Monday, July 3, 2017

Things...

So I'm back from my time in Michigan. I've hated every minute of being in Texas. This is not my home and the stupid heat does nothing to make me happy, I hate being overly hot!! I have only left the house to get groceries the day after I got back, and to go to work. I only have been outside to get the mail, go in and get my tea from Starbucks, and walk into the fuckhole that is the mall that my job is in. Legitimately I am the most miserable person right now, I'm either crying, sleeping or at work. I've been trying to watch this season of Big Brother and I can't stand any of the new people and Paul from BB18 sucks just as much. I follow a spoiler page so I knew that the girl Meagan left before the show aired the Sunday show, as well as the chick Christmas breaking her foot or some shit, what the hell do you do in that house to break your foot when there isn't a comp??
I am filled with a desire to do not a damn thing. Been sitting in my chair with Fiyero on my lap for the most part unless I'm at work. No friends and depression is a great thing apparently.

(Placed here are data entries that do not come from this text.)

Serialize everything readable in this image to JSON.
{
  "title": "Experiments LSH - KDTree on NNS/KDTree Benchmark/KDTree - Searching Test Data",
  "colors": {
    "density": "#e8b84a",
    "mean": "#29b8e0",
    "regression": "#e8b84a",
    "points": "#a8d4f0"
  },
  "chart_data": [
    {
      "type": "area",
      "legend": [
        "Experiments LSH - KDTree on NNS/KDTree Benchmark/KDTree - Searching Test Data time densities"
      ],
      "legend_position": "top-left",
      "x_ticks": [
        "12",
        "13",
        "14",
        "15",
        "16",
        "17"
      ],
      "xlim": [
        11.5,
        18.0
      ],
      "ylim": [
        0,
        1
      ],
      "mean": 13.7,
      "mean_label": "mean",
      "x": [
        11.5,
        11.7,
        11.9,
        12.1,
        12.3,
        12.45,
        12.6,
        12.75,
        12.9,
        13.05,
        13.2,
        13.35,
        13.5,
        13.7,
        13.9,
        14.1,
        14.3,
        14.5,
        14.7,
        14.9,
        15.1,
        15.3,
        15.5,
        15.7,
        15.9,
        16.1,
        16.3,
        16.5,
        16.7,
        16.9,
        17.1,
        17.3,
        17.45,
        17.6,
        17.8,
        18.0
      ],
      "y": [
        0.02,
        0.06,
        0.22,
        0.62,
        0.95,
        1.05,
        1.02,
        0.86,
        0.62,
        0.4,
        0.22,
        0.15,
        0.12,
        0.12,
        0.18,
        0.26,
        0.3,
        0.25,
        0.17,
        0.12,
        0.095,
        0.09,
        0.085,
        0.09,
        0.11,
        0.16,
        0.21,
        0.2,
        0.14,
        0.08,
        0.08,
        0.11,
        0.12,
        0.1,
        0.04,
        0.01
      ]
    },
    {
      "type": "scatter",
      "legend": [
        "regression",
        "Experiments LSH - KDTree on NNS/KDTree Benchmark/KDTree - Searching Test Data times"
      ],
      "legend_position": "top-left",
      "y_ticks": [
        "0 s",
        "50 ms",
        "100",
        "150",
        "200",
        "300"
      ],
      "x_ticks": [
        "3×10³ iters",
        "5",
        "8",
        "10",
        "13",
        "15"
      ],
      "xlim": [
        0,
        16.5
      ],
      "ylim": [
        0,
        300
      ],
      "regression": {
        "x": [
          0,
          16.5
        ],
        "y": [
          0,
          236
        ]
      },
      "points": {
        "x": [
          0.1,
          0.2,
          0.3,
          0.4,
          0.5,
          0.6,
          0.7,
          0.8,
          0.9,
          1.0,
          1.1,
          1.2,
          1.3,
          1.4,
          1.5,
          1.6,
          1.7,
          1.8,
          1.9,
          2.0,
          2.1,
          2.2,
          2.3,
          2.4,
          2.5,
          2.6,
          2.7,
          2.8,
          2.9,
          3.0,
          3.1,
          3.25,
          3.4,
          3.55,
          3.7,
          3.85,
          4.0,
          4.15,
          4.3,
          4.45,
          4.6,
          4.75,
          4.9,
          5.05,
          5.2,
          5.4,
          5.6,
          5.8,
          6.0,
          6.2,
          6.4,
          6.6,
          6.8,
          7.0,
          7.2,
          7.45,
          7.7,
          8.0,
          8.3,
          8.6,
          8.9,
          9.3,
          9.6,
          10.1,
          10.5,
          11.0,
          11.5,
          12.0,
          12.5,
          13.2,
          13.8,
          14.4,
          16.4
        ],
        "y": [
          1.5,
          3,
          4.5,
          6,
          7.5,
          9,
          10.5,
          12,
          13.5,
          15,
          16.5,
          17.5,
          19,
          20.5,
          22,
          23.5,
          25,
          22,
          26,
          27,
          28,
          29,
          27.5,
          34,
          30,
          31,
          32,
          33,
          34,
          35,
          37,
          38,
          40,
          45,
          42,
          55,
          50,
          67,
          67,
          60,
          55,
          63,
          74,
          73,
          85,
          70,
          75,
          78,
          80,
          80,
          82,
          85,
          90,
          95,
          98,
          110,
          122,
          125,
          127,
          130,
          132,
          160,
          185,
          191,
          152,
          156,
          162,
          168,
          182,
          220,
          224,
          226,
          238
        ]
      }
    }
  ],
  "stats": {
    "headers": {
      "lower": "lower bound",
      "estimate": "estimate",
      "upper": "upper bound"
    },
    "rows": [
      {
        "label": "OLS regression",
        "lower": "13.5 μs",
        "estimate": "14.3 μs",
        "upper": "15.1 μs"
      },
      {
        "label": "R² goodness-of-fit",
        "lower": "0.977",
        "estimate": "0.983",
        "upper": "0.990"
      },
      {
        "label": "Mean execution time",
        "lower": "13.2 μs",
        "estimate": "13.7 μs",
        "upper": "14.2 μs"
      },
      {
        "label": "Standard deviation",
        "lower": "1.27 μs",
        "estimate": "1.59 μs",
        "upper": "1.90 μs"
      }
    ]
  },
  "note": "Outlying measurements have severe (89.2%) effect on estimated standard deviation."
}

I have the next two days off and nothing to do. Tomorrow is the 4th of July and since I have no friends I get to sit at home alone with the cats. I could go up to Fiesta Texas tomorrow, but I've done that shit on the 4th before and i wanted to punch eery soul that was in any realm of me. Everyone is walking way to slow, lines are stupid long for rides, food, etc, so unless I want to go to jail for slapping some dumb ass bitch i best stay away. 

I guess this dumb ass rant is done I'm out.